Assim que sua equipe desenvolveu os minicérebros, Muotri notou que eles se desenvolviam de maneiras diferentes do cérebro humano. A primeira diferença já está no formato dos órgãos. Enquanto em humanos o cérebro é uma estrutura redonda e homogênea, nos neandertais há uma série de fragmentações e dobras que lembram uma pipoca. Já se sabia, a partir de observações do crânio, que os neandertais possuíam um cérebro maior que do homem moderno, porém seu formato exato ainda era desconhecido.

O próximo passo foi observar se este formato diferenciado refletiria alguma diferença neural. O grupo então percebeu que o cérebro neandertal forma menos conexões neurais e estas se comportam de forma diferenciada.

Os cérebros neandertais têm o tamanho de uma ervilha e apresentam importantes diferenças físicas do cérebro humano - Muotri Lab/UC San Diego - Muotri Lab/UC San Diego
Os cérebros neandertais têm o tamanho de uma ervilha e apresentam importantes diferenças físicas do cérebro humano
Imagem: Muotri Lab/UC San Diego

E o que essas alterações físicas dizem sobre a capacidade intelectual de nossos primos extintos? Por enquanto não muito, pois os minicérebros são muito jovens e ainda precisam se desenvolver com a ajuda de seus robôs.

No entanto, algumas suposições podem ser feitas. O laboratório de Muotri já estudava as alterações neurológicas envolvidas com o autismo, tendo inclusive desenvolvido minicérebros humanos com a síndrome para observá-las. Ele então percebeu que as alterações ligadas ao cérebro neandertal se assemelhavam às relacionadas ao autismo, "ou seja, uma redução do número de sinapses e uma alteração na forma como essas redes neurais se comportam”, afirma. "Isso faz com que a gente especule se os neandertais teriam problemas de comunicação e sociabilização".

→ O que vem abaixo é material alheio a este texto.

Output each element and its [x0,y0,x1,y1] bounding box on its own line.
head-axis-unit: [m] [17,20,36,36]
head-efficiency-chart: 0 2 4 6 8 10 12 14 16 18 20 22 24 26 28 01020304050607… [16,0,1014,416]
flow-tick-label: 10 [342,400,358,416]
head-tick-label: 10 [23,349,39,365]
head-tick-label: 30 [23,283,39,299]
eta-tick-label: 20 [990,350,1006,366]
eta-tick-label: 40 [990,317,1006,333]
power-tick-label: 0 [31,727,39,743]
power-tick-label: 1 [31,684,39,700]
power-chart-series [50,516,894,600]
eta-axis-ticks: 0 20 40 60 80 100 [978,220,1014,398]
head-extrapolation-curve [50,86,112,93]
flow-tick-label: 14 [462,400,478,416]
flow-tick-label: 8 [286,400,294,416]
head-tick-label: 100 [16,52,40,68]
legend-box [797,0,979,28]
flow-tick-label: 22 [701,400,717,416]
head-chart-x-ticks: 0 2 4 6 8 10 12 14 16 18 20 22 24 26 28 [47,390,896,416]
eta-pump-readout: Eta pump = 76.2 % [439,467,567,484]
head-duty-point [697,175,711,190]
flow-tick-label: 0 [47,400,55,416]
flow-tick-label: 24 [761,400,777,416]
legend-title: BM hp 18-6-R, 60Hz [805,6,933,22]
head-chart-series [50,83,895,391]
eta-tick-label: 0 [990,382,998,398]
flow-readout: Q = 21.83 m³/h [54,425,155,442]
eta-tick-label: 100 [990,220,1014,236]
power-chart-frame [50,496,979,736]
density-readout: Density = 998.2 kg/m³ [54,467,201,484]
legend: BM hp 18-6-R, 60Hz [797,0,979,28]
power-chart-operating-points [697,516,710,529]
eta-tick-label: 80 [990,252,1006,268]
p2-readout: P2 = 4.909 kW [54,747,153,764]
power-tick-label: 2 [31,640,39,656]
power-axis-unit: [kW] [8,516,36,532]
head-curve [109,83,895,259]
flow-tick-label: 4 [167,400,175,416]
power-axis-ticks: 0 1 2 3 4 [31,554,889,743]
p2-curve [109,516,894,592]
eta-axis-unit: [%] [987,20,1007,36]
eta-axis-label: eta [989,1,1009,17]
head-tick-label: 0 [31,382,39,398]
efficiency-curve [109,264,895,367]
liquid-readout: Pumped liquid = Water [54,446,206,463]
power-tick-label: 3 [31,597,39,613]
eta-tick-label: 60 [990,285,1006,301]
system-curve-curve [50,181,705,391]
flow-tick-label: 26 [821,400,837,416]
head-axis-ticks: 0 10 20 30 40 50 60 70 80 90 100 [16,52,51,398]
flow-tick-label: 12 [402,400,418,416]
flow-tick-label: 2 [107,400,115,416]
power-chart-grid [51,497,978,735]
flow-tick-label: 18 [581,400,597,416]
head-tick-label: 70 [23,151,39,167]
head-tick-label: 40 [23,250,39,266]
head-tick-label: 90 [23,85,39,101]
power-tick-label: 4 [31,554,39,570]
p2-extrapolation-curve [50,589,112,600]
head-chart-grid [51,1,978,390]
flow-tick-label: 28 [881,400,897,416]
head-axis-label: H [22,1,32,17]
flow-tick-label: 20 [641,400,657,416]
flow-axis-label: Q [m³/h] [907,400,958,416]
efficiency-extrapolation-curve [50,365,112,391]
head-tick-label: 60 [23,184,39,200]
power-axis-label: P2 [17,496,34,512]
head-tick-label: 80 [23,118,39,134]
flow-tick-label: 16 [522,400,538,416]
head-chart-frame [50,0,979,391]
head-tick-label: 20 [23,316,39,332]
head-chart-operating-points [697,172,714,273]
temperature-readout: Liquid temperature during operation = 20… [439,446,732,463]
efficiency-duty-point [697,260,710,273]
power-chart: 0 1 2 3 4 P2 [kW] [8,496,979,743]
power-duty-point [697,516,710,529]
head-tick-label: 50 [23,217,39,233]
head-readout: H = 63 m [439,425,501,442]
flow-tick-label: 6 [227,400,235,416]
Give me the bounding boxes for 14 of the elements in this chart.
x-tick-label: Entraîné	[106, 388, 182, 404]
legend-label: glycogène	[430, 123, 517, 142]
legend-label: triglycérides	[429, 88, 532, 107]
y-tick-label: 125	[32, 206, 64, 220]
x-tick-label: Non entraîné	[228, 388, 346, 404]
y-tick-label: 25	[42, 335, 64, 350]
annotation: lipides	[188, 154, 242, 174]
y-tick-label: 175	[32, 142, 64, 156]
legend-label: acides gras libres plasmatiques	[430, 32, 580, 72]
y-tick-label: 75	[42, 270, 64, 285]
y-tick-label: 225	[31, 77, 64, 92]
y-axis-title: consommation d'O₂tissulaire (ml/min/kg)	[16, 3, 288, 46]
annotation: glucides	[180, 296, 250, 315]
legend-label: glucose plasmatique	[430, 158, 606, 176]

Além disso, Muotri explica que uma característica evolutiva muito importante dos seres humanos modernos é a expansão do córtex frontal, região fortemente ligada à capacidade de se relacionar com indivíduos da mesma espécie. Essa qualidade permitiu que os seres humanos desenvolvessem sistemas sociais complexos, como cidades, legislações, entre outros.

Mas para comprovar estas suposições, a equipe precisa esperar os minicérebros se desenvolverem. “Só assim conseguiremos responder estas questões: será que o neandertal tinha dificuldade de aprendizado? Se percebermos que o minicérebro de um humano moderno aprende ou se adapta muito mais rápido, já conseguimos imaginar como seria o estilo de vida de um neandertal. Então é por aí que estamos indo", conclui o pesquisador.